# Bureau en Gros Downtown MTL - Macbook for $697



## mikeinmontreal (Oct 13, 2005)

Hey Montrealers, I just saw one Macbook 1.83GHZ Core 2 Duo for $697 at the Bureau en Gros downtown MTL in Gare Centrale.


----------



## iMatt (Dec 3, 2004)

mikeinmontreal said:


> Hey Montrealers, I just saw one Macbook 1.83GHZ Core 2 Duo for $697 at the Bureau en Gros downtown MTL in Gare Centrale.

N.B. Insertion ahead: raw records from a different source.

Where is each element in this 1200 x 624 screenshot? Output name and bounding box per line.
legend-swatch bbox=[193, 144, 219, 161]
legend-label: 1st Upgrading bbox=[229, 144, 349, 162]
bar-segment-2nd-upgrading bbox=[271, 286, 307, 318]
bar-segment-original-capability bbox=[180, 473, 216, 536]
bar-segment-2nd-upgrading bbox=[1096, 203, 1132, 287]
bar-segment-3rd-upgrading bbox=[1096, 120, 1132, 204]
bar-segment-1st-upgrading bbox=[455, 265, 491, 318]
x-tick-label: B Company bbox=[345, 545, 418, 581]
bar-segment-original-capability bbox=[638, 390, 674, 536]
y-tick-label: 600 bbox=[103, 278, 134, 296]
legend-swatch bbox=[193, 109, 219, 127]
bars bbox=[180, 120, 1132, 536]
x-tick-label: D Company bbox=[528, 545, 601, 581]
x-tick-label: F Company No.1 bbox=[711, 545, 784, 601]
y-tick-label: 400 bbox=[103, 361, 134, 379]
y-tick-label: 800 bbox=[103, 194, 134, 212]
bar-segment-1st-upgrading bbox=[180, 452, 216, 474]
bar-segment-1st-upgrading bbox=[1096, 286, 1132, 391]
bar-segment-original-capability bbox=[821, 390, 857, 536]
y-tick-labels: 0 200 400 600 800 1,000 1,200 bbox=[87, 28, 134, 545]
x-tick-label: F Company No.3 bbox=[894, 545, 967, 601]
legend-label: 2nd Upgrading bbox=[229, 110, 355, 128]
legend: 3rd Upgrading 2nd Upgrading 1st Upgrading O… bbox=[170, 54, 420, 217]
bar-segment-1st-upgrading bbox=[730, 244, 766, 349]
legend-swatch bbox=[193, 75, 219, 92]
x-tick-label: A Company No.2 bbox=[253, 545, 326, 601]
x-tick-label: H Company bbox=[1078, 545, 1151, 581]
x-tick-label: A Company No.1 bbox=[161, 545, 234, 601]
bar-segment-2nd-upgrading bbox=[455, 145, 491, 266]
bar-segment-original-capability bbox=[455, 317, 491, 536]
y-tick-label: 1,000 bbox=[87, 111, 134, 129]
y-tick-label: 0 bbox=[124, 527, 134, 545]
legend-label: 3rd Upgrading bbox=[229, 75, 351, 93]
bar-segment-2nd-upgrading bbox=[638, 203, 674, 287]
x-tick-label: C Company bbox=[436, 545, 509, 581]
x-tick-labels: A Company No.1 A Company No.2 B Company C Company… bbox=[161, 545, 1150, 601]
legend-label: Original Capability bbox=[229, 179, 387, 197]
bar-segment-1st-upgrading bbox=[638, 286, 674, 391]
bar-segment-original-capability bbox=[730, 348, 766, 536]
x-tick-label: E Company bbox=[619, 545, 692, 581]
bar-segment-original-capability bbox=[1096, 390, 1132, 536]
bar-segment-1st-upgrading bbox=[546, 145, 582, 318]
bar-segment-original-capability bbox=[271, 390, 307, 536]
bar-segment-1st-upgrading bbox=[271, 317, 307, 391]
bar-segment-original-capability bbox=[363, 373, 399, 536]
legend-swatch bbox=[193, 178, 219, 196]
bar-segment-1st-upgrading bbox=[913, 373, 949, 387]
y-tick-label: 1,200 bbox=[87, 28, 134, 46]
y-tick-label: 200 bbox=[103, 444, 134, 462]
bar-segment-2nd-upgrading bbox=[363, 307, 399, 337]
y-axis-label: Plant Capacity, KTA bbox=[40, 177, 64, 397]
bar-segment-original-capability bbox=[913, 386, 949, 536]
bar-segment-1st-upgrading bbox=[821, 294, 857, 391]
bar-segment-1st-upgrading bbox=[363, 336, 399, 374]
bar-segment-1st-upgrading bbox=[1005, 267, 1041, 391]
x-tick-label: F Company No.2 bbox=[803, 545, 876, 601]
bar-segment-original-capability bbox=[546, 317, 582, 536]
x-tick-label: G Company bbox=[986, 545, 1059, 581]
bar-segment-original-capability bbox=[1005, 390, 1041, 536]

Holy cow. At that price my first thought is "what's wrong with it?"


----------



## mikeinmontreal (Oct 13, 2005)

I posted it on RFD and someone already picked it up. The buyer states the clerk was putting up another liquidation Macbook for $999. Maybe the 2.0GHZ C2D with Superdrive. I will check it out later before boarding my train.


----------



## Silver Back (May 30, 2005)

mikeinmontreal said:


> I posted it on RFD and someone already picked it up. The buyer states the clerk was putting up another liquidation Macbook for $999. Maybe the 2.0GHZ C2D with Superdrive. I will check it out later before boarding my train.


What is RFD???


----------



## Silver Back (May 30, 2005)

What is RFD????


----------



## Ants (May 6, 2003)

Red Flag Deals - RedFlagDeals.com Forums - Canada's Shopping Deals and Coupons Community


----------



## HowEver (Jan 11, 2005)

Or, more specifically,

Comp - Bureau en Gros Gare Centrale-Macbook 1.83GHZ C2D $697 - RedFlagDeals.com Forums


----------



## mikeinmontreal (Oct 13, 2005)

Arrgh! I went by last night and again this morning. No liquidation Macs left. The $999 Macbook ended up being a MBP Core Duo 2.0GHZ and it was in the back when I was there yesterday morning.


----------